American Quilts at the Georgia Museum of Art, an exhibition celebrating the museum’s dedication to building an important collection of quilts and other decorative arts with a focus on works made in or of significance to Georgia, is on display until Nov. 19.
Because of their size and fragility, quilts can be difficult to incorporate into traditional installations of the museum’s permanent collection galleries. This exhibition provides, for the first time, an opportunity to display together the quilts in the museum’s collection.
There is a range of quilts on display, including formal presentation quilts from the mid-19th century as well as casual, informal quilts with brightly stitched names from the mid-20th century.
These textiles include a chintz appliqué quilt (above), also known as a Broderie Perse quilt. It contains 30 squares hand-inscribed in ink with patriotic text, expressions of friendship, passages from the Bible and verses relating to death and mourning.
It is attributed to the Sewing Society of the First Baptist Church of Philadelphia.

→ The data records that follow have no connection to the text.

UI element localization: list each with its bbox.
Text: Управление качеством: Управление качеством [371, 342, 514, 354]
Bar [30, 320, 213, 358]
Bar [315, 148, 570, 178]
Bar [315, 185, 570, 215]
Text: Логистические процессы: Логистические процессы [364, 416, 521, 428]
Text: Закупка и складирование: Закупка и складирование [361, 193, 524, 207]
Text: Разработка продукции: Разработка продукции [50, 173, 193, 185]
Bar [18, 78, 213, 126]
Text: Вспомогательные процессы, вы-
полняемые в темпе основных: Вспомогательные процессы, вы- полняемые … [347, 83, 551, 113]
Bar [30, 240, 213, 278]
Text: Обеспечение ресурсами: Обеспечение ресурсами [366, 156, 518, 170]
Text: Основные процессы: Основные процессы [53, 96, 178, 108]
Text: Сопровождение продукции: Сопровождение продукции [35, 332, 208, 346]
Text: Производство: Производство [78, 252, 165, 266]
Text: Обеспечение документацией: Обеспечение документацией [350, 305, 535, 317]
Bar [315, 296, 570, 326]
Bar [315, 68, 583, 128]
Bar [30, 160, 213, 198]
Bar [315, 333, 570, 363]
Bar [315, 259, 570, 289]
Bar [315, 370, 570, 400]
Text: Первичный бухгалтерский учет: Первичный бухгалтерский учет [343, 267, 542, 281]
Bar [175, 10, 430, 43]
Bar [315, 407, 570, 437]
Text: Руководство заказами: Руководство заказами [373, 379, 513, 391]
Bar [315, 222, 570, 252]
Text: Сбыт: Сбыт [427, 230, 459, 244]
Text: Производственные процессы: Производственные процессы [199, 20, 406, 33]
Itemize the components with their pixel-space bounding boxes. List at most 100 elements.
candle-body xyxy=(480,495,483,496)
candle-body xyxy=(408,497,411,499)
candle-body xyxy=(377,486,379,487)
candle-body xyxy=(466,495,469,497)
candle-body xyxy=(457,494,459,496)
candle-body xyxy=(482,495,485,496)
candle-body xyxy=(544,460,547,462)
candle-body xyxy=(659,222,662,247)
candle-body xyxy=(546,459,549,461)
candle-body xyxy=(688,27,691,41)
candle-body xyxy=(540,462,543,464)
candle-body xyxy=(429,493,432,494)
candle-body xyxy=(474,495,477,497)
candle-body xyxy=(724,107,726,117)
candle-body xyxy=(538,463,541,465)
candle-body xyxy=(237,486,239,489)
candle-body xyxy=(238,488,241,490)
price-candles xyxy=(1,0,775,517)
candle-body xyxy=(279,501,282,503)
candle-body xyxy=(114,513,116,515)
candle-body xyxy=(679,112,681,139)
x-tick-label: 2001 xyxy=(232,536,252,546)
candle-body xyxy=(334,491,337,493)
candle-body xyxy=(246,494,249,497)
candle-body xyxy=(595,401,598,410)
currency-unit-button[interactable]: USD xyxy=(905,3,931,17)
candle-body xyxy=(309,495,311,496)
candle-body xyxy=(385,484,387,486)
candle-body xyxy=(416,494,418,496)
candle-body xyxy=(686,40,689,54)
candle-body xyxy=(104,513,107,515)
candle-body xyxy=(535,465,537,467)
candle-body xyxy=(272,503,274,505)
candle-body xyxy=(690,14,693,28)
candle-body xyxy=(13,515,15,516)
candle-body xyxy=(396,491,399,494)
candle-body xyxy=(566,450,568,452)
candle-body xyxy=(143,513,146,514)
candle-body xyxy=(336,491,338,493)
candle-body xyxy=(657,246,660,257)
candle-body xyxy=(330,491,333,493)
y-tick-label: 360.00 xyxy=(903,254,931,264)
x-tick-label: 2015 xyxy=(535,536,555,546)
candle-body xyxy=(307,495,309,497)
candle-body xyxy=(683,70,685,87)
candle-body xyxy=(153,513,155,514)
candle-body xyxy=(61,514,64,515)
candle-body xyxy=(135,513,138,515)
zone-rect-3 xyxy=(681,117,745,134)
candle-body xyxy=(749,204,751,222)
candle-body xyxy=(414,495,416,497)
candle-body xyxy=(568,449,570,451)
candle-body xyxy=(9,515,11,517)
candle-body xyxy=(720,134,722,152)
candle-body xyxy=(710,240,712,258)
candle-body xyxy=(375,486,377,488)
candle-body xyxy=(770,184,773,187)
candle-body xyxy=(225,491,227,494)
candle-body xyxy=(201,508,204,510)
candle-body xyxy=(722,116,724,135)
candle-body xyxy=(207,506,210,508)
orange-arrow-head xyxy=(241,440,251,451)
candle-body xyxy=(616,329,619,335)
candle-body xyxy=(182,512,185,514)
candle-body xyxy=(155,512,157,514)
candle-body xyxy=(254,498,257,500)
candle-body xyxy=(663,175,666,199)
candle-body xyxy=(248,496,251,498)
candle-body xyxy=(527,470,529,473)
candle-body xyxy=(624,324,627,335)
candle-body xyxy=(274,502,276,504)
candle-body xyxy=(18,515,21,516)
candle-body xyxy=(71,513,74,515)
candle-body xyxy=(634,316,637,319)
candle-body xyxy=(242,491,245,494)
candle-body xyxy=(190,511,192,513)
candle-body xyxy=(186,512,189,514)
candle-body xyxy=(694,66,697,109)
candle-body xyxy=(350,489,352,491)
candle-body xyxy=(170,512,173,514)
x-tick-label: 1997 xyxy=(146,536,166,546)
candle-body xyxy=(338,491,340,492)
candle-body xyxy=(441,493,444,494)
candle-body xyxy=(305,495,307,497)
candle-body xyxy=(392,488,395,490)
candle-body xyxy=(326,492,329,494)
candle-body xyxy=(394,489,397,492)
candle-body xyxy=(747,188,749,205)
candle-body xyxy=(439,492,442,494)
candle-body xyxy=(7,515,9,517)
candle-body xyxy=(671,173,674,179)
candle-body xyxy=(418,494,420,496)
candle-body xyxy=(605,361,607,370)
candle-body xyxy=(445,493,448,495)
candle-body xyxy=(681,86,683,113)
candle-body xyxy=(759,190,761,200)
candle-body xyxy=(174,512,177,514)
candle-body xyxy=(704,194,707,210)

This society was founded in 1839 to “assist pious young men in the preparation for the gospel ministry by furnishing them with clothing and also to promote social and religious intercourse among the members of the church and congregation.”
It appears to have been made for Frances Henrietta Holcombe Tucker Hoff, the daughter of the Rev. Henry Holcombe, pastor at First Baptist Church of Philadelphia. She had a son named Henry Holcombe Tucker with her first husband, Germaine Tucker of Warren County. Their son became a Baptist minister and served as president of Mercer University in Macon from 1866 to 1871 and then as chancellor of the University of Georgia from 1874 to 1878.